Ambiguity in women’s policies
It was on my return flight from the Paris meeting of the world’s cosmetic giant L’Oreal held their “For Women in Science” program organized together with UNESCO for 18 years that I read a piece written by Family Minister Sema Ramazanoğlu in Turkish Airlines (THY) inflight magazine, Skylife.
She wrote about gender equality in the office. Minister Ramazanoğlu has been the target of many reactions especially on social media these days. She has been asked on social media to resign because of her statements defending Eser Foundation, a foundation involved in the alleged sexual abuse of 45 children.
In her piece, Ramazanoğlu stated that the rate of women managers in public administration in Turkey was 9.4 percent. She wrote that also as 12 percent of all CEOs were women, Turkey was in a better situation than other countries.
It is possible to associate this rate to family companies in the private sector. The real issue is the scarcity of women managers in the public sector. Ramazanoğlu has not mentioned in her piece what measures the state would take to increase this figure.
Another aspect she has not mentioned in her article is the fact that Turkey is 130th among 145 countries in the 2015 Gender Gap report of World Economic Forum.
She has not written about the 14.7 percent of female parliamentary deputies, 2.7 percent of female mayors and the group of village and neighborhood heads the president frequently hosts in the palace, only 1.3 percent of which are women.
Similarly, only 2.4 percent of governors are women, while 9.5 percent of university rectors are women and only 14.3 percent of ambassadors are women.
In Turkey, woman seems to be excluded from management in every sector.
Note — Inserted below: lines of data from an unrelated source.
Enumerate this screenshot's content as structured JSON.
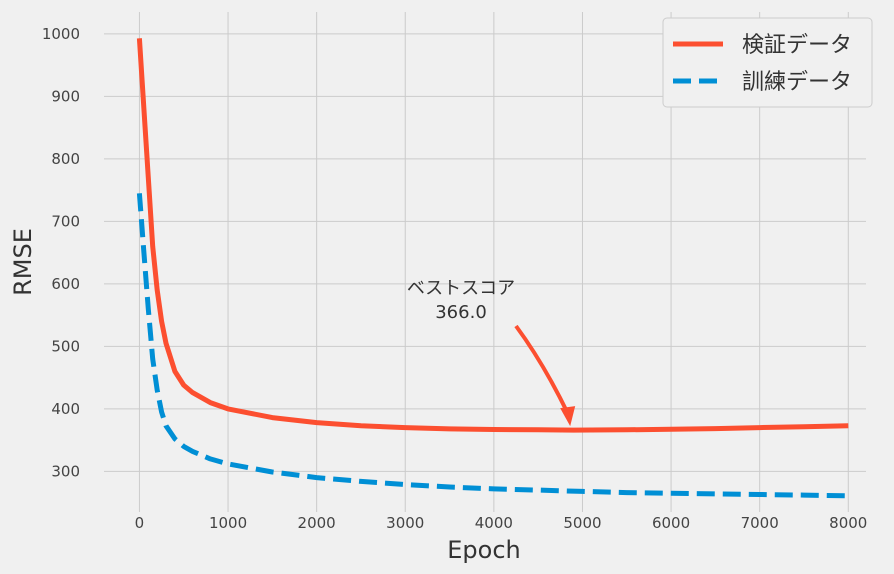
{
  "chart_data": {
    "type": "line",
    "title": "",
    "xlabel": "Epoch",
    "ylabel": "RMSE",
    "xlim": [
      -400,
      8200
    ],
    "ylim": [
      235,
      1035
    ],
    "xticks": [
      0,
      1000,
      2000,
      3000,
      4000,
      5000,
      6000,
      7000,
      8000
    ],
    "yticks": [
      300,
      400,
      500,
      600,
      700,
      800,
      900,
      1000
    ],
    "grid": true,
    "legend_position": "top-right",
    "series": [
      {
        "name": "検証データ",
        "color": "#fc4f30",
        "style": "solid",
        "x": [
          0,
          50,
          100,
          150,
          200,
          250,
          300,
          400,
          500,
          600,
          800,
          1000,
          1500,
          2000,
          2500,
          3000,
          3500,
          4000,
          4500,
          4900,
          5500,
          6000,
          6500,
          7000,
          7500,
          8000
        ],
        "y": [
          993,
          880,
          770,
          660,
          590,
          540,
          505,
          460,
          438,
          426,
          410,
          400,
          386,
          378,
          373,
          370,
          368,
          367,
          366.5,
          366,
          366.5,
          367.5,
          368.5,
          370,
          371.5,
          373
        ]
      },
      {
        "name": "訓練データ",
        "color": "#008fd5",
        "style": "dashed",
        "x": [
          0,
          50,
          100,
          150,
          200,
          250,
          300,
          400,
          500,
          600,
          800,
          1000,
          1500,
          2000,
          2500,
          3000,
          3500,
          4000,
          4500,
          5000,
          5500,
          6000,
          6500,
          7000,
          7500,
          8000
        ],
        "y": [
          745,
          650,
          560,
          480,
          430,
          395,
          373,
          352,
          340,
          332,
          320,
          312,
          299,
          290,
          284,
          279,
          275,
          272,
          270,
          268,
          266,
          265,
          264,
          263,
          262,
          261
        ]
      }
    ],
    "annotation": {
      "label": "ベストスコア",
      "value": "366.0",
      "point": [
        4850,
        366
      ],
      "arrow_color": "#fc4f30"
    }
  }
}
The UNESCO L’Oreal ceremony’s motto was “The world needs science and science needs women.”
The same goes for Turkey. Empowering women makes a country leap. However, the government’s dealing of the women’s issues in Turkey is highly ambiguous.
I felt the need to use the adjective ambiguous, the one that foreign sources use for Turkey’s Syrian policies.
Because when I hear Family and Social Policies Minister Ramazanoğlu referring to the concept of “gender justice” instead of gender equality, I can only think of this adjective.
Wherever you go in the world, you can find the concept of gender equality in terminology and literature on women issues. In politics, in business and social life, in science, in all fields of art, the equality between women and men is defined as gender equality, full stop.
When I asked Ramazanoğlu in a meeting about two months ago what gender justice was, she told me, “We have adopted this concept because we want the opportunities between women and men to be distributed fairly and justly.”
Quite an ambiguous answer.
If this is truly the wish, then why are there so few women in the public sector?
In that same meeting, Ramazanoğlu said they have introduced flexible working hours for women to increase the amount of women employed.
Women’s Labor and Employment Initiative (KEİG) claims that the flexible working hours Ramazanoğlu has mentioned (in other words, part-time work hours) will negatively affect the employment of women as public employees and workers.
The situation in the pending bills on women’s employment and violence against women is just as ambiguous as “gender justice.”